Einfluss von Drogenkonsum auf die Arbeitswelt
Im Jahr 2015 haben 14,4 Millionen Erwachsene illegale Drogen eingenommen, unter den Jugendlichen im Alter von 12 bis 17 Jahren waren es 479.000 Personen. Die Zahl der Drogentoten steigt seit 2012 (944 Personen) kontinuierlich an, auf 1.333 im Jahr 2016.

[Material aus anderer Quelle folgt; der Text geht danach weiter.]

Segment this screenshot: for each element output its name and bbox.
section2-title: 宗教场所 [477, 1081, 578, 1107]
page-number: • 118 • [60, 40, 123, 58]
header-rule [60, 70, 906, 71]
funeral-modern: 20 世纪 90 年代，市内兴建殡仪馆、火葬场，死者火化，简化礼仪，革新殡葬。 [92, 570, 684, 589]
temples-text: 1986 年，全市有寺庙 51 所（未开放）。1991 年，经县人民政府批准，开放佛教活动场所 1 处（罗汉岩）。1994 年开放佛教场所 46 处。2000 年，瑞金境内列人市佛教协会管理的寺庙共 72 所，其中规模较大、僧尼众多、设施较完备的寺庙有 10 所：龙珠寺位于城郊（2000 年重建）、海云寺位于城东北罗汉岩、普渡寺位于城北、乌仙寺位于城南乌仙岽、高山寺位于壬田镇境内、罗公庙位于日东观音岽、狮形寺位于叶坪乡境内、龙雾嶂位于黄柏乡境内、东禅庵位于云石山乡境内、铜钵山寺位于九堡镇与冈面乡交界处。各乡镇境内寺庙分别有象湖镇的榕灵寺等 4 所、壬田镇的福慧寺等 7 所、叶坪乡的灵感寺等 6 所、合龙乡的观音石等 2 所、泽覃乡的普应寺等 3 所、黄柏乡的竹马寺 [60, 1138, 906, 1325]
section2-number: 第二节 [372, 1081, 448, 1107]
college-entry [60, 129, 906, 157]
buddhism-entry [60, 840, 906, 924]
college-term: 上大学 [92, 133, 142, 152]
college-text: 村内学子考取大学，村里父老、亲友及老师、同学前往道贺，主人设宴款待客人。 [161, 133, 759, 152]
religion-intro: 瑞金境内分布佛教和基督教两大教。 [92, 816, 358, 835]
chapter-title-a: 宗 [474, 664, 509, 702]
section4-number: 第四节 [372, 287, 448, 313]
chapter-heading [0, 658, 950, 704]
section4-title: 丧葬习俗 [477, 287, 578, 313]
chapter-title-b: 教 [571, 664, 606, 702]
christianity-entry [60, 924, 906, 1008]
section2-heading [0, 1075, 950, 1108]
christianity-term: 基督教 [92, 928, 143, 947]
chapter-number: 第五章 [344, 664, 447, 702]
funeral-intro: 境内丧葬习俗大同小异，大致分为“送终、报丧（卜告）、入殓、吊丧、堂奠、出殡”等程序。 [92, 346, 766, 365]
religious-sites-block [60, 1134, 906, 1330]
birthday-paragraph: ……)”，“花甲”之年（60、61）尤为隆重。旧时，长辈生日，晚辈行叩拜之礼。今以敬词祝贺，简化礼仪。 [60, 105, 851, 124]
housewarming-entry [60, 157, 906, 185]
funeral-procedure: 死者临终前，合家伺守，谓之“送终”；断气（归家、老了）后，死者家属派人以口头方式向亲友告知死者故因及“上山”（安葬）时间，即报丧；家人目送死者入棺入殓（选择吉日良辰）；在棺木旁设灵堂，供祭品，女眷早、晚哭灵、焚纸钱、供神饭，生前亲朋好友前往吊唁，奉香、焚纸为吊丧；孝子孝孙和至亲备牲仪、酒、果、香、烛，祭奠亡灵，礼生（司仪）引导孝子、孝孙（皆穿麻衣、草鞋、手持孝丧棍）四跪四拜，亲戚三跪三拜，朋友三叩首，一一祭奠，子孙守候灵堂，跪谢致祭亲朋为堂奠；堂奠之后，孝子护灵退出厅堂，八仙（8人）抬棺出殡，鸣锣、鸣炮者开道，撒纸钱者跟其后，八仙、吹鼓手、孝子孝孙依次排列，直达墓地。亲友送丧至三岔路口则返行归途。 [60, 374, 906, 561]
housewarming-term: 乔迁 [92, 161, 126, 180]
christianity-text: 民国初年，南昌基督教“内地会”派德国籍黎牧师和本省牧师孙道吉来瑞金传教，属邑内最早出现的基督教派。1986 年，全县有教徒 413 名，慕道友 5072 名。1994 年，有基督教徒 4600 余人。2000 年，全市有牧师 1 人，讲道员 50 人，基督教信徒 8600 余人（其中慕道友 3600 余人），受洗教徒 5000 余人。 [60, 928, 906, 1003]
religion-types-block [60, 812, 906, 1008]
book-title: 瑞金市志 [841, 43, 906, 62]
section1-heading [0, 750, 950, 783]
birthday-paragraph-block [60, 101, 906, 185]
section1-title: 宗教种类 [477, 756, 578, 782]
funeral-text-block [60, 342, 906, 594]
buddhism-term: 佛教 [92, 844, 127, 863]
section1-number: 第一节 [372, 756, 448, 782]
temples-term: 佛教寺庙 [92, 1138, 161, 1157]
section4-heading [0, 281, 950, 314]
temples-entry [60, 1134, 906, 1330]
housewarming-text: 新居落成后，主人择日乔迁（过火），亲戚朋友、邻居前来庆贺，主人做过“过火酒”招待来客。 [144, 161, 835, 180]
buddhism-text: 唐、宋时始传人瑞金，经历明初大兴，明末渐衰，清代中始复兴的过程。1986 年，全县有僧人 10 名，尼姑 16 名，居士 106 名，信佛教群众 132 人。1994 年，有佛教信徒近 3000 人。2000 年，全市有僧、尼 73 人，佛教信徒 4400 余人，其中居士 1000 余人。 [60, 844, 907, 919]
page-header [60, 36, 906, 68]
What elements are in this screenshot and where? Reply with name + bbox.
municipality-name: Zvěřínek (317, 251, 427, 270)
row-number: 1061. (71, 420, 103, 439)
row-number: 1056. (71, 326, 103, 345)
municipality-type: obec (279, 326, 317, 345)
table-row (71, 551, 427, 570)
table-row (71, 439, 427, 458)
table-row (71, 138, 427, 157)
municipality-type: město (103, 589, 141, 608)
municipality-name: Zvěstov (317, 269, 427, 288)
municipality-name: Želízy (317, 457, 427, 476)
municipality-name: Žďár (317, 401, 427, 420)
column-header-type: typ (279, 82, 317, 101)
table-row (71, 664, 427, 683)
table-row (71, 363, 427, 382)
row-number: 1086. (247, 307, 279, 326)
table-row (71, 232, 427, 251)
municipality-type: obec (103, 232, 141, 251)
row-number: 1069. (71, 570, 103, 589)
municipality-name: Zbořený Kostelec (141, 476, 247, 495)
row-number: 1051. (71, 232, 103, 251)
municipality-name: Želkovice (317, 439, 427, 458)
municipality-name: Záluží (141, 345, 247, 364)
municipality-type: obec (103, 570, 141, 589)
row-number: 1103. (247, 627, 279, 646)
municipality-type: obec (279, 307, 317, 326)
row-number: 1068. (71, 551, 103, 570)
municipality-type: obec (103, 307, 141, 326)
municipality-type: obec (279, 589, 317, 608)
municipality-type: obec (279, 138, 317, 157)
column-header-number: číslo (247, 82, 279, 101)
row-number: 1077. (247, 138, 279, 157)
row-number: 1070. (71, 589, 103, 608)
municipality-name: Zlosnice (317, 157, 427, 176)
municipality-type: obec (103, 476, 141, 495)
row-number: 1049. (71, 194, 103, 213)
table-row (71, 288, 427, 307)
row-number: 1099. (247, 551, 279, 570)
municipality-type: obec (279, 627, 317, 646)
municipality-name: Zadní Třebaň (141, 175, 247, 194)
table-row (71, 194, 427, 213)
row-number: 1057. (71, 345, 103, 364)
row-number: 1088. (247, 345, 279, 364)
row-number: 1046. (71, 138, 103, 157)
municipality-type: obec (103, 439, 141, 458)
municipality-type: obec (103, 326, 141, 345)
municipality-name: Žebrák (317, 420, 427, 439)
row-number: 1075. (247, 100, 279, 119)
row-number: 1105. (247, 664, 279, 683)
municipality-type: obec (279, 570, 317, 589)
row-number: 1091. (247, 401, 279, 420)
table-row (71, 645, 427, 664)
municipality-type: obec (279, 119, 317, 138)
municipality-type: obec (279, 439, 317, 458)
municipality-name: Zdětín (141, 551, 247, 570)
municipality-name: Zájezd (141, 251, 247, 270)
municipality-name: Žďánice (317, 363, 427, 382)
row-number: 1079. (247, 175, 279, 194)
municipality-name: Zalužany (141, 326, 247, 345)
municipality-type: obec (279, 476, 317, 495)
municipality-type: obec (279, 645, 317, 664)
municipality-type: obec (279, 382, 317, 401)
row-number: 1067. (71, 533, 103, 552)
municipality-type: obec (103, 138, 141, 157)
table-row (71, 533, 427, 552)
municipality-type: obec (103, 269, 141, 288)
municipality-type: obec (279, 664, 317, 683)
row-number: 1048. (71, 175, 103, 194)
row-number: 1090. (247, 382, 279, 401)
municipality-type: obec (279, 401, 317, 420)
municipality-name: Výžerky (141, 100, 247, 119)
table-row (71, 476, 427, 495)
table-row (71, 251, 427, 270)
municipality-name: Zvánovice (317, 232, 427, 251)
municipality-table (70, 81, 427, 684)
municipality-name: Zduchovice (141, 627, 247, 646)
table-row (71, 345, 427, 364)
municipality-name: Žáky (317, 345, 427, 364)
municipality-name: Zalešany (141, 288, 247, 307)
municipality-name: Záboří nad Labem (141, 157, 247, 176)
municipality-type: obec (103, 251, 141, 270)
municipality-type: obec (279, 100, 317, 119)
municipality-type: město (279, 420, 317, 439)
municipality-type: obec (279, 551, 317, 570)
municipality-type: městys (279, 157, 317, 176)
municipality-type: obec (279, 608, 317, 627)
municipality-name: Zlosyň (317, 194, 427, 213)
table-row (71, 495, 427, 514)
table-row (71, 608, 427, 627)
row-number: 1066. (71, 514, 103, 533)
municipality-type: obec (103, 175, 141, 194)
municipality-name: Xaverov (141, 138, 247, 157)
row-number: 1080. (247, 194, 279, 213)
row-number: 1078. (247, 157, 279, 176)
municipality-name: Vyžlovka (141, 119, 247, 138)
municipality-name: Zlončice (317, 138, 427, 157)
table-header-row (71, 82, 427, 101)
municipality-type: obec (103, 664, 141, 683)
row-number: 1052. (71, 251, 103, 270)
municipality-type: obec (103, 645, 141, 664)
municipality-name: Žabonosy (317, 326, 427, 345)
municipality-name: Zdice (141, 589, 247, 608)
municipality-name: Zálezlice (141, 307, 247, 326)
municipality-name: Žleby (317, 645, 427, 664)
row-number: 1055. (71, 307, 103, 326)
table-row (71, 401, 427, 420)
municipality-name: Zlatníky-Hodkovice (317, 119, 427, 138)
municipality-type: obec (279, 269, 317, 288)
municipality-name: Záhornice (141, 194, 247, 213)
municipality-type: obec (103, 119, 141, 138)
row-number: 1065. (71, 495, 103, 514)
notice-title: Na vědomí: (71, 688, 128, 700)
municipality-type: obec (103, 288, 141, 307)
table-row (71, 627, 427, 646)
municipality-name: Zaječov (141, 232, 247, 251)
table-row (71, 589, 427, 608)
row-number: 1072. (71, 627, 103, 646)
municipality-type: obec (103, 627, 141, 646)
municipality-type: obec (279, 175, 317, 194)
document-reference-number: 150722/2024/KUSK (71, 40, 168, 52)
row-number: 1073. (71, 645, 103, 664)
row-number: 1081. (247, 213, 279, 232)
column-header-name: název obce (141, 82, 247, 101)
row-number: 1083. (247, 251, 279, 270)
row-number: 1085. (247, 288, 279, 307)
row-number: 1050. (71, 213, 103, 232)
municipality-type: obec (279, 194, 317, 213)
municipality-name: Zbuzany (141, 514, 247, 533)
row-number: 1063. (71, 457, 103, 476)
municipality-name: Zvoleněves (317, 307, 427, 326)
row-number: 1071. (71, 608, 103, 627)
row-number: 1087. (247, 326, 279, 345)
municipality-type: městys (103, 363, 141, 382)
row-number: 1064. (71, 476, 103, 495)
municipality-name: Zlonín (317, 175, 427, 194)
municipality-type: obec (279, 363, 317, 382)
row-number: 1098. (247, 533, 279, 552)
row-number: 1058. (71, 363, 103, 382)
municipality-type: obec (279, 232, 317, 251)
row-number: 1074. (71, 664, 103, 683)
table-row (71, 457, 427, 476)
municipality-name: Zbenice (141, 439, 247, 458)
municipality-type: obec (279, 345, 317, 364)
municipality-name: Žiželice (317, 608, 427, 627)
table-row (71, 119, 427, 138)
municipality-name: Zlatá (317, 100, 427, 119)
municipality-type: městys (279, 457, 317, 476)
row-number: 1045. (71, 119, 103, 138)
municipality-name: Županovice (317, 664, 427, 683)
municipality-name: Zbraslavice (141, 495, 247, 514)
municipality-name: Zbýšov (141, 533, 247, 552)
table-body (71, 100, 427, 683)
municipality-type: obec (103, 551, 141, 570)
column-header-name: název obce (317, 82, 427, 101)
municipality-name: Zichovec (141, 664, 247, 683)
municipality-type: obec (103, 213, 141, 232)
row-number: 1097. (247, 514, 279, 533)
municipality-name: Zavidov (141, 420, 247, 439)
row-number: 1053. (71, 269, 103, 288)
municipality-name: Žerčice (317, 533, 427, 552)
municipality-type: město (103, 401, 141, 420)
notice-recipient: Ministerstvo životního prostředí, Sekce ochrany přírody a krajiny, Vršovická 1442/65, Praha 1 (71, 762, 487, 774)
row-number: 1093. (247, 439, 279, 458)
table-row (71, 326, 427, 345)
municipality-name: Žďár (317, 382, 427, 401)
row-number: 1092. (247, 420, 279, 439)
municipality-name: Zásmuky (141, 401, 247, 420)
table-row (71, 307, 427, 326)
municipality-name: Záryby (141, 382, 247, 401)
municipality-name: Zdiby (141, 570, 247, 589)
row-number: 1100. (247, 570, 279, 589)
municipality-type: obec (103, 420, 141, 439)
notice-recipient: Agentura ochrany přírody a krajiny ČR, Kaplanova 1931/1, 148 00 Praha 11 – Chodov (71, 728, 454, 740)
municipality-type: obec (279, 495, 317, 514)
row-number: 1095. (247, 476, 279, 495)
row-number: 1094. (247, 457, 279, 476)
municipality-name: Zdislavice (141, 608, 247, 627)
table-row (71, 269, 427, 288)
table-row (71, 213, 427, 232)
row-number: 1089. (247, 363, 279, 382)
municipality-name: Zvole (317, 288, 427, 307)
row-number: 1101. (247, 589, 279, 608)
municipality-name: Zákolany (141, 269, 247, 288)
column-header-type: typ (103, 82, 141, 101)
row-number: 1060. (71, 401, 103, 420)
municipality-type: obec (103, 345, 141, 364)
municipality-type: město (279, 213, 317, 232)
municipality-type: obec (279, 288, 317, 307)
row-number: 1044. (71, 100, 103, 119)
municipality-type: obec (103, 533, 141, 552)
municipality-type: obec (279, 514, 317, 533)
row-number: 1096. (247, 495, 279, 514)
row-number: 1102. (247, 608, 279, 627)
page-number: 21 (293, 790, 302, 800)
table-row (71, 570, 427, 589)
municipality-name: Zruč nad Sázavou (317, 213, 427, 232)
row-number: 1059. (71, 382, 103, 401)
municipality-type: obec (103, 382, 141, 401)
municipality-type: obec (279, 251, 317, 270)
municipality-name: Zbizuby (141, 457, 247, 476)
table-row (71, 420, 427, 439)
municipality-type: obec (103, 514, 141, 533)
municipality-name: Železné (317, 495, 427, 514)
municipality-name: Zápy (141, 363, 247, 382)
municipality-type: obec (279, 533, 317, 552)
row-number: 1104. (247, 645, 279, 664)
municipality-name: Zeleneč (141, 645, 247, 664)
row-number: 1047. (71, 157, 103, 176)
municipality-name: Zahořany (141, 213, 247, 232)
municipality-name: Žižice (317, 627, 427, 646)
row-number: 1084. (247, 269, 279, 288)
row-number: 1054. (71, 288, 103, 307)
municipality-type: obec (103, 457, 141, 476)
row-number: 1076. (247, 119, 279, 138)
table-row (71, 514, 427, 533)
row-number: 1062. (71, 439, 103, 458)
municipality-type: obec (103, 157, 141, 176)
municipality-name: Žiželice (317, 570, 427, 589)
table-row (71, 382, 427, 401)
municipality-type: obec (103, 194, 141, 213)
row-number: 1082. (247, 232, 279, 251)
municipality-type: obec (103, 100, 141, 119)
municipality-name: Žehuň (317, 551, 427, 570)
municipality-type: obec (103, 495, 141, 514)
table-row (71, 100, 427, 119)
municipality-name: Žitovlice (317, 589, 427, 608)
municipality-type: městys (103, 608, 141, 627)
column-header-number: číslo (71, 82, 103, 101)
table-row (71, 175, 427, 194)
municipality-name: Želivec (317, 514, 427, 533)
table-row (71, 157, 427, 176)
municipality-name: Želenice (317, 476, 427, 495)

Aufgrund dieser Zahlen bleibt es nicht aus, dass der Konsum von Drogen oder Rauschmitteln auch Einfluss auf die Arbeitswelt hat. Davon abgesehen, dass der Handel und Besitz illegaler Drogen verboten ist, bleibt es eine Tatsache, dass illegale Drogen konsumiert werden. Und hier kommen wir zu einer Kuriosität des deutschen Rechts: Während der Besitz von illegalen Drogen strafbar ist, bleibt der Eigenkonsum dieser Substanzen erlaubt. Der Joint in Ihrer Tasche ist daher ein strafbarer Besitz von Drogen. Allein die Tatsache, dass der Wirkstoff THC (Tetrahydrocannabinol) aus dem Joint im Blut nachgewiesen werden kann, erfüllt jedoch keinen Straftatbestand. Was bedeutet das nun für Sie als Arbeitnehmer? Einem Arbeitnehmer kann die außerordentliche Kündigung drohen, wenn er während seiner Arbeitszeit Drogen konsumiert oder noch unter dem Einfluss von Drogen steht. Wie kann es dazu kommen, wenn doch der Konsum einer Droge wie Marihuana gerade nicht strafbar ist? Die besondere Gefährdung des Arbeitnehmers selbst und die damit einhergehende Gefährdung anderer gibt dem Arbeitgeber diese Möglichkeit. Dem Arbeitgeber ist es nicht zuzumuten, die Sicherheitsgefährdung durch Drogenkonsum einfach hinzunehmen. Kann der Arbeitgeber nachweisen, dass der Arbeitnehmer unter dem Einfluss von Rauschmitteln steht und sich und andere gefährdet, kann das eine (fristlose) Kündigung begründen. Dabei spielt es keine Rolle, wann die Rauschmittel genommen wurden – ob in der Freizeit oder sogar während der Arbeitszeit. Hier ist entscheidend, dass der Arbeitnehmer noch immer unter dem Einfluss von Rauschmitteln steht und eine Gefährdung von ihm ausgehen kann. In der Regel erhalten Arbeitnehmer in diesen Fällen eine ordentliche verhaltensbedingte Kündigung, der eine ordnungsgemäße Abmahnung vorausging. Soweit eine Drogenabhängigkeit besteht, kann hingegen eine krankheitsbedingte Kündigung in Frage kommen. In besonderen Fällen, droht sogar die sofortige fristlose Kündigung.
Beispiel aus der Praxis
Kündigung wegen Drogenkonsums: Der Fall aus der Praxis
Dass sich der Drogenkonsum negativ auf sein Arbeitsverhältnis auswirken könnte, hat ein Busfahrer aus Berlin erlebt. Seine Fahrgäste hatten nämlich die Polizei gerufen, weil ihnen die unkontrollierte Fahrweise aufgefallen war. Die herbeigerufenen Polizisten stoppten den Bus und führten einen Drogenschnelltest durch. Die Beamten mussten feststellen, dass der Busfahrer unter Kokaineinfluss stand. Die BVG als Arbeitgeber des Mannes suspendierte ihn zuerst und sprach ihm danach die außerordentliche, fristlose Kündigung aus. Der Busfahrer erhob eine Kündigungsschutzklage. Die Richter entschieden, dass die außerordentliche, also die fristlose Kündigung des Busfahrers wirksam war. Es bestand der schwerwiegende Verdacht auf eine strafbare Handlung, nämlich der des Fahrens im Zustand der Fahruntauglichkeit. Dieser Verdacht war hier als Grund für eine außerordentliche Kündigung ausreichend (Arbeitsgericht Berlin, 21.11.2012, Az.31 Ca 13626/12).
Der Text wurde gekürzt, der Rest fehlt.